Cuando estaba en la puerta apareció madame Denis.
—¡Por Dios!, mi querida niña, ¿qué vais a hacer?
—Madame Denis, tengo que salir.
—¿Pero, a dónde vais a ir?
—¿No sabéis que lo han condenado? Con decirme mañana que había muerto, todo quedaba arreglado, ¿verdad? ¡Y vos habríais sido su asesina! Porque yo quizás pueda salvarlo.
—¿Vos, niña mía? ¿Cómo podríais hacerlo?
—He dicho que quizás pueda. Dejadme intentarlo por lo menos.
—Id con Dios, hija mía —la dejó hacer madame Denis, sugestionada por el tono de convicción de la joven—; que Él os acompañe.
Bathilda bajó la escalera con paso lento pero firme, atravesó la calle, y subió los cuatro pisos de su casa de una tirada. No había estado en la habitación desde el día de la catástrofe.
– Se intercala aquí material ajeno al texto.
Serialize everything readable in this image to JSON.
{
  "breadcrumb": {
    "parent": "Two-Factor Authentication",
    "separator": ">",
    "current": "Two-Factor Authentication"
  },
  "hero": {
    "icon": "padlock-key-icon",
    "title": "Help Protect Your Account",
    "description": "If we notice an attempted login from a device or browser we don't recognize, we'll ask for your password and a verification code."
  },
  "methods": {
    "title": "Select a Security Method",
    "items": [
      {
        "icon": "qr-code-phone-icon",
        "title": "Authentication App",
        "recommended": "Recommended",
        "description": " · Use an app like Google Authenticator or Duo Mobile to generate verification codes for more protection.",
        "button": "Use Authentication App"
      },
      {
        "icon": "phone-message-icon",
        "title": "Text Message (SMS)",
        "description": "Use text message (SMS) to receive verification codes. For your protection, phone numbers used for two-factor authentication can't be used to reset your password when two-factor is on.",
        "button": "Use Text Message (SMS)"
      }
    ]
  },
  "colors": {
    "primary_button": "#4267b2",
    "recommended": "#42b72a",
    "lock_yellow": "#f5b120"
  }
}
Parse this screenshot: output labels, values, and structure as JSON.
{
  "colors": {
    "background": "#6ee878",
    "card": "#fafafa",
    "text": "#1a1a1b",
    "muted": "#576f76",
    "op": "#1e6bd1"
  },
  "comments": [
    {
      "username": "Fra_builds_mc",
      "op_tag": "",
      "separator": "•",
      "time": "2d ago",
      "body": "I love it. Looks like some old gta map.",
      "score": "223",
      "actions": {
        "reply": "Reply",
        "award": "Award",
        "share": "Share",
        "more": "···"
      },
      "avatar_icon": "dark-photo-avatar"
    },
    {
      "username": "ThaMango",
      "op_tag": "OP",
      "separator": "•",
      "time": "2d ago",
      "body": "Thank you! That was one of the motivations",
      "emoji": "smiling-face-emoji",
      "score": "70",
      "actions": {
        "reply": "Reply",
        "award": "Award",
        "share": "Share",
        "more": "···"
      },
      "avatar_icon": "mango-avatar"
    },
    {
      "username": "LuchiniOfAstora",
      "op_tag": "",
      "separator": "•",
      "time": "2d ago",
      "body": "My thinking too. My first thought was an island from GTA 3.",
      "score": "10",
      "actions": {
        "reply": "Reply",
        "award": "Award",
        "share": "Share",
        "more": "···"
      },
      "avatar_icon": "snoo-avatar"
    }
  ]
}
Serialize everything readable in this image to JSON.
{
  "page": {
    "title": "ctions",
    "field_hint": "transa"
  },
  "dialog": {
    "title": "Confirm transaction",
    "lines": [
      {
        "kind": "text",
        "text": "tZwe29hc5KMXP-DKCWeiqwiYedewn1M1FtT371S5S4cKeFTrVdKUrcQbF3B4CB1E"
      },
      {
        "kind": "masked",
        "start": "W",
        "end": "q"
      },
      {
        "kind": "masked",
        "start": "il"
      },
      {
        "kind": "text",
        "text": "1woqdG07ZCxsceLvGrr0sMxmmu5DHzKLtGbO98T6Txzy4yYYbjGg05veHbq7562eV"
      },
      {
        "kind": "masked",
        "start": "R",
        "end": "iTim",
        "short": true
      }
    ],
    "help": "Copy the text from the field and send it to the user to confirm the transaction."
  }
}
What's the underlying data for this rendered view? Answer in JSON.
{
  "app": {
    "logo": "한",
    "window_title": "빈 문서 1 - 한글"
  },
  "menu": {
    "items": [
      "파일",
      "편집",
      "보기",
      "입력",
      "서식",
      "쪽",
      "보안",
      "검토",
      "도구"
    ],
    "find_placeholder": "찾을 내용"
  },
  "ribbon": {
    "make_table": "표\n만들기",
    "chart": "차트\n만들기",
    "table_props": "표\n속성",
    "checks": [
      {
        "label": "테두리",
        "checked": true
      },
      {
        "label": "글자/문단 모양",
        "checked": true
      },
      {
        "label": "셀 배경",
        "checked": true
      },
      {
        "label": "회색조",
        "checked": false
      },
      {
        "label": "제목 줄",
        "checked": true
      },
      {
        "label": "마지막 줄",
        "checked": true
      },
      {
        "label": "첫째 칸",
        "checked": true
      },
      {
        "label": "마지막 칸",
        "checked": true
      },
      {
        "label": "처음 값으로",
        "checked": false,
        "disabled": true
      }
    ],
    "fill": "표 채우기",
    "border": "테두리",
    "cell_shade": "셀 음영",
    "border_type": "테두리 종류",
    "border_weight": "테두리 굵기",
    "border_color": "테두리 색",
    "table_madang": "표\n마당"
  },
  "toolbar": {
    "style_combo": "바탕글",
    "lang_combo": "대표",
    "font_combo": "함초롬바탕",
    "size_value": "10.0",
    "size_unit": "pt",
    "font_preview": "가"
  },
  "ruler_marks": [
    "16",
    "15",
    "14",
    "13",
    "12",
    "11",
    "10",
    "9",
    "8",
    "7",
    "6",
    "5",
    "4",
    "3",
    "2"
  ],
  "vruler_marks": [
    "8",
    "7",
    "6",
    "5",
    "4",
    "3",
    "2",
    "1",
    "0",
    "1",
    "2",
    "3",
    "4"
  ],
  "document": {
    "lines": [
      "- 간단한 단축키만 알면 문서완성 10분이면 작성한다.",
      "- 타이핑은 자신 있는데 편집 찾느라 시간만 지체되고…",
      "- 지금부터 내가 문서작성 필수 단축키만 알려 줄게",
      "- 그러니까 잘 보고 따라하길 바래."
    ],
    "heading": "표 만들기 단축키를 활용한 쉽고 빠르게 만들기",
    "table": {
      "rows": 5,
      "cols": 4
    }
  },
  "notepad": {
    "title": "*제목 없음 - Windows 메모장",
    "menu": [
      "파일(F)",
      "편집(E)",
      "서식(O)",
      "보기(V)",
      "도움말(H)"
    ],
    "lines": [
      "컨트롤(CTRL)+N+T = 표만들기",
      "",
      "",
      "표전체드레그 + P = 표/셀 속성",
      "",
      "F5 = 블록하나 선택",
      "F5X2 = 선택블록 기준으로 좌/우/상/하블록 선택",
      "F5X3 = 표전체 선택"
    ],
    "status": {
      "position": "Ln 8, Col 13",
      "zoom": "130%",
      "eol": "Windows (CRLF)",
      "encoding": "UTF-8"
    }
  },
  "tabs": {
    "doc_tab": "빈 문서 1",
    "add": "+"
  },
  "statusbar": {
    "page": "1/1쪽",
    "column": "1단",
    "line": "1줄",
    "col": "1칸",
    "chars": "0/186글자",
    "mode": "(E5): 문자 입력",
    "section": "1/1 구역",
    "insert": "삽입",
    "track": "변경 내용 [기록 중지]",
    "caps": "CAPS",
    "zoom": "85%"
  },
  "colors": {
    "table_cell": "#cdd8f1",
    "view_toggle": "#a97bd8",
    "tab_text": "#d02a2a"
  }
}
Al ruido que provocó, salió Nanette, que no pudo reprimir un chillido: creía ver el fantasma de su joven señora.
—¿Vos salir en el estado en que os encontráis? ¿Os habéis vuelto loca? ¡Buvat! ¡Señor Buvat! ¡La señorita quiere salir! Venid a impedirlo.
Bathilda se volvió hacia su tutor, dispuesta a recurrir, en caso necesario, al ascendiente que ejercía sobre el pobre viejo; no fue necesario. Buvat parecía al borde de la desesperación; sin duda conocía la fatal noticia. Cuando vio a su pupila, rompió en sollozos.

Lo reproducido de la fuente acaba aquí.